Parlamentskorrespondenz Nr. 386 vom 30.03.2021

ÖBAG-Chatprotokolle: SPÖ wirft Bundeskanzler "Korruptionssumpf" vor

Kurz stellt sich vehement gegen Korruptionsvorwürfe der Opposition, Länderkammer spricht sich für Abberufung Schmids aus

Wien (PK) – Nach den veröffentlichten Chatprotokollen rund um die Bestellung von ÖBAG-Alleinvorstand Thomas Schmid stellte die SPÖ im Bundesrat heute eine Dringliche Anfrage an Bundeskanzler Sebastian Kurz.
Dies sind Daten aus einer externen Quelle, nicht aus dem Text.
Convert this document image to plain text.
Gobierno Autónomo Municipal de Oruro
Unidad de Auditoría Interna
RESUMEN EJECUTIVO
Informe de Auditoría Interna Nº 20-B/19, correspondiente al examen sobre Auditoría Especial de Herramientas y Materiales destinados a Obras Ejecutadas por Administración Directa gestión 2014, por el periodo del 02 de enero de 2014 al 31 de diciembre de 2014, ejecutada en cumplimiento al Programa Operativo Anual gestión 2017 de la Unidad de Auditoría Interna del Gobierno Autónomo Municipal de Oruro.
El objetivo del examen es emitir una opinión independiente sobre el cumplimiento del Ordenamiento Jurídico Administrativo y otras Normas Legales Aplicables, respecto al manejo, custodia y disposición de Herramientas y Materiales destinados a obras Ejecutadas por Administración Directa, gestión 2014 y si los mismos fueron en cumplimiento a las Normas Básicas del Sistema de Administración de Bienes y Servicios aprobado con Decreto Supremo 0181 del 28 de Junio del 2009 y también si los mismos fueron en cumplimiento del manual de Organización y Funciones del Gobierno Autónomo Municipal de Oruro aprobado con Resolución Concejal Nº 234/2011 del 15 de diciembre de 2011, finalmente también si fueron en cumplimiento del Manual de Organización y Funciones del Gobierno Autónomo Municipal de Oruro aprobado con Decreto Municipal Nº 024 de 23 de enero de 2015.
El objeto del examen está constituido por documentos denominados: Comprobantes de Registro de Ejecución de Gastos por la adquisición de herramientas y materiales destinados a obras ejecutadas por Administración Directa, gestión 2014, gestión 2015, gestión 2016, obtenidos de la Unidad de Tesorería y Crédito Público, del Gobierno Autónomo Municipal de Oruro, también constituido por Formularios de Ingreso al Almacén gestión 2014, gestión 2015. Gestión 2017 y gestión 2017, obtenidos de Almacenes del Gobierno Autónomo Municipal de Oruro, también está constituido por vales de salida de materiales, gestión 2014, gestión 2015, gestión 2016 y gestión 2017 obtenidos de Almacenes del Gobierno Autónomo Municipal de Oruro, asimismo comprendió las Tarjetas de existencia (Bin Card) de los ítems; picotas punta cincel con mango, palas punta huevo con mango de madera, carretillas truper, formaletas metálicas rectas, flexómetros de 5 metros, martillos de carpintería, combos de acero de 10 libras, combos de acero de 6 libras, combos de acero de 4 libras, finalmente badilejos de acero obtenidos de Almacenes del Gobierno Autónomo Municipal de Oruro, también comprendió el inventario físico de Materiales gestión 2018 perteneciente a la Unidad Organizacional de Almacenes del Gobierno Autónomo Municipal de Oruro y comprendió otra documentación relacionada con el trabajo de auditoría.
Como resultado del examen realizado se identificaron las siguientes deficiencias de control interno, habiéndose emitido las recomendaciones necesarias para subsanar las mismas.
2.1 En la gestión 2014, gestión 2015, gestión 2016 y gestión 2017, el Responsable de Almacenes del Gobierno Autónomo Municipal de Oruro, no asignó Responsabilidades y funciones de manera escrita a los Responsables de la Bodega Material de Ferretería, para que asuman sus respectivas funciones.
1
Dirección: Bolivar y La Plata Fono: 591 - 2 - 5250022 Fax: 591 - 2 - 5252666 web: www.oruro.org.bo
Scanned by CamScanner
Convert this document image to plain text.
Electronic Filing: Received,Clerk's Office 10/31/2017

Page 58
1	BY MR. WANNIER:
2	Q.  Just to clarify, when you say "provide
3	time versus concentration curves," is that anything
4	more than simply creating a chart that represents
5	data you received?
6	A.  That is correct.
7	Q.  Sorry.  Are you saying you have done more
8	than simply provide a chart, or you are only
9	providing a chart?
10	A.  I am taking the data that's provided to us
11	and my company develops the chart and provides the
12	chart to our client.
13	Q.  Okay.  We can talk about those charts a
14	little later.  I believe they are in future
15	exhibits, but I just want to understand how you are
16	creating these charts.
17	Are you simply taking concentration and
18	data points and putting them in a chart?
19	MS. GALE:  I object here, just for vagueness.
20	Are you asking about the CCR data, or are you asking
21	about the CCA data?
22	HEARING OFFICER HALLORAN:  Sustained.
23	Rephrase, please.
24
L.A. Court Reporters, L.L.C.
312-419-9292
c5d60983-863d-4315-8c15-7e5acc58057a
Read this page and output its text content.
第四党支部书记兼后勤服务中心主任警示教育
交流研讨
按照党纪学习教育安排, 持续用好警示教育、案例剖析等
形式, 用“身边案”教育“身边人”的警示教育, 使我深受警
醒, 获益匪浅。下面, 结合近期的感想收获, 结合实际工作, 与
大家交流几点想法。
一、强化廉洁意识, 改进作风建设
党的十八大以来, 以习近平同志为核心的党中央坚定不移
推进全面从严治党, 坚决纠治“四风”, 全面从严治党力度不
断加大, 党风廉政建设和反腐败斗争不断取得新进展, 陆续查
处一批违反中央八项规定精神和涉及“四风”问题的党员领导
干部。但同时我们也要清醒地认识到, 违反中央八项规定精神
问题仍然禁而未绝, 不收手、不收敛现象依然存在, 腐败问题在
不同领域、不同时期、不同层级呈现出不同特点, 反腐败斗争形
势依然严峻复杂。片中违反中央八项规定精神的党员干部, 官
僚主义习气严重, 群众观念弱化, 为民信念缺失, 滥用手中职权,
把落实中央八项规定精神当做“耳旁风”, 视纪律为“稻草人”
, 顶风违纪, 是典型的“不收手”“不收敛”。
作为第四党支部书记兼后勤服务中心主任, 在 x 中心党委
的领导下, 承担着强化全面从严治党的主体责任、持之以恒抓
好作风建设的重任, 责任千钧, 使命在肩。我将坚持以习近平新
Die Oppositionsfraktion wirft dem Kanzler auch vor dem Hintergrund anderer Vorkommnisse wie die jüngst durchgeführte Hausdurchsuchung bei Finanzminister Gernot Blümel in Zusammenhang mit Ermittlungen wegen des Verdachts der illegalen Parteienfinanzierung durch die Novomatic einen "Korruptionssumpf" vor. Die ÖBAG-Chatprotokolle würden zeigen, dass der Kanzler über Postenbesetzungen informiert gewesen sei, nur seine "Freunde" im Kopf gehabt und letztlich auch selbst über die Besetzungen entschieden habe.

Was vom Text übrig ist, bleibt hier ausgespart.